# Gamen: PC oder Konsole ?!!!



## BlackShadow (22. November 2009)

Sicher ein heiss diskutiertes Thema, wo ich auch dazwischenstehe. Ich besitze einen Gamer PC sowie eine PS3. Bis jetzt habe ich immer die Games gekauft welche auf PS3 gibt, danach die anderen auf dem PC. jedoch gibt es in der Zwischenzeit die Games sowohl auf PCs und Konsolen. 

Da ich sehr lange ein Hardcore PS3 Spieler war und aber jetzt auch immer mehr auf dem PC Game, bereitet mir einfach das Gamen mit Tastatur und Maus noch Mühe, was natürlich mit Joypad an der Konsole einfacher war.

Nun kommt bei mir aber die Frage, z.b Dragon Age oder Star Wars Force Unleashed Sith Version, kaufen für PS3 oder PC ?

Wie ist es bei euch so, wo hat der PC die Nase vorn oder wo ist die Konsole besser ? Vorteile, Nachteile etc ?


----------



## GR-Thunderstorm (22. November 2009)

Ich denke, es nimmt sich mit ausreichender Übung nicht viel, ob man nun mit Tastatur+Maus oder nem PS3-Controller spielt.
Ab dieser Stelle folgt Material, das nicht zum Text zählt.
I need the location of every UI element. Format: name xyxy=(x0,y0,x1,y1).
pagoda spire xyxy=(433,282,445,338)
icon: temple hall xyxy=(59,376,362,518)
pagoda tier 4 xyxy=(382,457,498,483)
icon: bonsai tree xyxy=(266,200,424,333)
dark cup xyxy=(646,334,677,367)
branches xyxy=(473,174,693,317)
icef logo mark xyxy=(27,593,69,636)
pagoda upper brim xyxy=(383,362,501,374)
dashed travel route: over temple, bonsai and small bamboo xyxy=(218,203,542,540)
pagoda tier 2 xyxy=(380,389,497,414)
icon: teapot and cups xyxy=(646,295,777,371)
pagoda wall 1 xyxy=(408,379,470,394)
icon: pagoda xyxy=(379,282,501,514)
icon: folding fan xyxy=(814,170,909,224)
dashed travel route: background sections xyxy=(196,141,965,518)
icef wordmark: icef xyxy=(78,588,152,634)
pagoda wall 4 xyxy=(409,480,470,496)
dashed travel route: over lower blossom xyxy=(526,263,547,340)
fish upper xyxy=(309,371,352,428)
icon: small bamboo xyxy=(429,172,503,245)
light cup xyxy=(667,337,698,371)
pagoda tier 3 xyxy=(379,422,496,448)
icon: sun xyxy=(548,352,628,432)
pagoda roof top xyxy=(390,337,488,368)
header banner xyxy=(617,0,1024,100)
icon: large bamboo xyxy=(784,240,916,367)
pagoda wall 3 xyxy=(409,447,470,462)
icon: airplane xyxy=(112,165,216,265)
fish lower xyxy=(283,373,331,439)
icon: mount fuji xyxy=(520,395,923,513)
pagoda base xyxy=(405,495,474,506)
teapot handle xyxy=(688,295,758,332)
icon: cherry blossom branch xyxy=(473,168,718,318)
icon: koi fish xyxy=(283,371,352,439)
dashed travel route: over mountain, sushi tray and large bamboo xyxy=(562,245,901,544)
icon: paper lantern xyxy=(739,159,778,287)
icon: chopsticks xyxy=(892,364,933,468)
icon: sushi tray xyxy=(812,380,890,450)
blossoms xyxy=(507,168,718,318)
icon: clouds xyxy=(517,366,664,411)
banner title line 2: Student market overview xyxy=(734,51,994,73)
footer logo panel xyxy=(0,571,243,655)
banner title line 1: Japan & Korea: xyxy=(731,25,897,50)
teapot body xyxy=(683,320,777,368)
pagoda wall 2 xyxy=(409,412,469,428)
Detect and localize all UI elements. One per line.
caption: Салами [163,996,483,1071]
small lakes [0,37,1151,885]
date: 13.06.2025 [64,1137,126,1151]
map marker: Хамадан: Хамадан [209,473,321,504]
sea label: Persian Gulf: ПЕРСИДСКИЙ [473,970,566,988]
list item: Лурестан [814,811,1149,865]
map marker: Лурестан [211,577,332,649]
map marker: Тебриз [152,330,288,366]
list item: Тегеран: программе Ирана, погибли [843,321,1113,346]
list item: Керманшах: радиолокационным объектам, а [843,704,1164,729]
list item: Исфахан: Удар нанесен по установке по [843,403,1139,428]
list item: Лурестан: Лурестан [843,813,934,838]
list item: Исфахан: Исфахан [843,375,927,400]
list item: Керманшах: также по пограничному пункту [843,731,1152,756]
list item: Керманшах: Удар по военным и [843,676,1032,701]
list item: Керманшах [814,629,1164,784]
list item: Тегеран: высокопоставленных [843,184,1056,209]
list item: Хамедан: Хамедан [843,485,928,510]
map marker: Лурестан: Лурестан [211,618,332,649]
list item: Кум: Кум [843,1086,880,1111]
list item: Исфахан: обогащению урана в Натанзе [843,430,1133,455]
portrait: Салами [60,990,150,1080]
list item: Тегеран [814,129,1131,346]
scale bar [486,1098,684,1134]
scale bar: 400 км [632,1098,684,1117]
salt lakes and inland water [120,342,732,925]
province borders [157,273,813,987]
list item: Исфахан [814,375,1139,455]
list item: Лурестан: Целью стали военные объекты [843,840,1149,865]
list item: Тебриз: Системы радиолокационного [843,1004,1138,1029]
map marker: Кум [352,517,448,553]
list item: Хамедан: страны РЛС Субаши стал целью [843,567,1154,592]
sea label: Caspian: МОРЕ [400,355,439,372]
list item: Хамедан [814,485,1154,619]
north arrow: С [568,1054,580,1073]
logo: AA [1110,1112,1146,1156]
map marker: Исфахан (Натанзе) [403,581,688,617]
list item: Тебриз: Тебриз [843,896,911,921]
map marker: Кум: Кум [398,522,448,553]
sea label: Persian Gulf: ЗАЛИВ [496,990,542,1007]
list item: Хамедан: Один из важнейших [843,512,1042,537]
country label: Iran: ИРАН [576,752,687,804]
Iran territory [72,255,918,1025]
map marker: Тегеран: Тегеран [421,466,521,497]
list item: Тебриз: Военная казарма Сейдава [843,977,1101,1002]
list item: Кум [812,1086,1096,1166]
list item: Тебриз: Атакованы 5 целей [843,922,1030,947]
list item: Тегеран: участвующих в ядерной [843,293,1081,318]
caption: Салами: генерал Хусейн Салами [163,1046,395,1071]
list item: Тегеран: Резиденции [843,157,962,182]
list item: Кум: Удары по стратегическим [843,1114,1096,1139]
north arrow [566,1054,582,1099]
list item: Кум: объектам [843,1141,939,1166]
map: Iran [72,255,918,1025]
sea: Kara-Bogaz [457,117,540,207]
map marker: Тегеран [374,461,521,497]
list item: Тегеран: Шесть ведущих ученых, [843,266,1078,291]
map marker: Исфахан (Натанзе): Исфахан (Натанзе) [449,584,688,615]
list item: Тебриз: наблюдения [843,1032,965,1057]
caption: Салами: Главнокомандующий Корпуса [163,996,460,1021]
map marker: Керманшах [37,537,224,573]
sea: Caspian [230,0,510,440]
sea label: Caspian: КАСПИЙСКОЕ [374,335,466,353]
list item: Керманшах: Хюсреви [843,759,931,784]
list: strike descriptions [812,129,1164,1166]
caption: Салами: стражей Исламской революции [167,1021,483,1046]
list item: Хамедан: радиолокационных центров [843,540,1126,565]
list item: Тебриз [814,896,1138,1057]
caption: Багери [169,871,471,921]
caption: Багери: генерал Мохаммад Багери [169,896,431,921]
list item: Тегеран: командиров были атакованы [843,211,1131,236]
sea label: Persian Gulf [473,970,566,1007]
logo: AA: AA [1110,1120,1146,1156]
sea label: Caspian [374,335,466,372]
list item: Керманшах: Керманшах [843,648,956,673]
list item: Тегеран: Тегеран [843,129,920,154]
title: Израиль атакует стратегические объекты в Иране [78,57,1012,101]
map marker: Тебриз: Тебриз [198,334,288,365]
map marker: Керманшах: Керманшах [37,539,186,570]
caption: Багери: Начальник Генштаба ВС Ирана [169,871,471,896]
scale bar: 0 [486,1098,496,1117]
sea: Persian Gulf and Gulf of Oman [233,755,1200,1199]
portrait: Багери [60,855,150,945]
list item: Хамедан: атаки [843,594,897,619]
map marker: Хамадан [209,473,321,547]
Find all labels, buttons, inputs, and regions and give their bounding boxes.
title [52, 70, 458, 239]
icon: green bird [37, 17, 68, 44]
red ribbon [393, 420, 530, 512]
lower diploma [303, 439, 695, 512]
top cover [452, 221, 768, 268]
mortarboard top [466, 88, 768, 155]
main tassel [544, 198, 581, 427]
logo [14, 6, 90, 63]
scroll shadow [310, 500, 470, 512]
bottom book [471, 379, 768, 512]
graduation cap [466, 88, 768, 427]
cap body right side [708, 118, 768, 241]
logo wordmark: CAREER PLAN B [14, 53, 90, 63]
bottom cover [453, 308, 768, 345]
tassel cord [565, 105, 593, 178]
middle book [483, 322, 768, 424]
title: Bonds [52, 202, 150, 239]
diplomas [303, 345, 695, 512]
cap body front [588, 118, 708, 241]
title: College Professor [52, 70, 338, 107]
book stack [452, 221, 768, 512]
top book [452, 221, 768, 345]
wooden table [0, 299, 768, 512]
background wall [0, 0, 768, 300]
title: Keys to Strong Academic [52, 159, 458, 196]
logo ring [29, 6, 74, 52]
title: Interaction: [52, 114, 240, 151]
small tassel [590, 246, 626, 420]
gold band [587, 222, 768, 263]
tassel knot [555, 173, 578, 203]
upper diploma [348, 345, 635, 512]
Das einzige, wofür ich Maus/Tastatur bevorzuge, sind Strategiespiele.
Aber für alles andere bevorzuge ich eigentlich den PS3-Controller, auch für Shooter.
Allerdings sind insbesondere Rennspiele, Jump and Runs, Action Adventures und andere auf Konsolen meist doch komfortabler.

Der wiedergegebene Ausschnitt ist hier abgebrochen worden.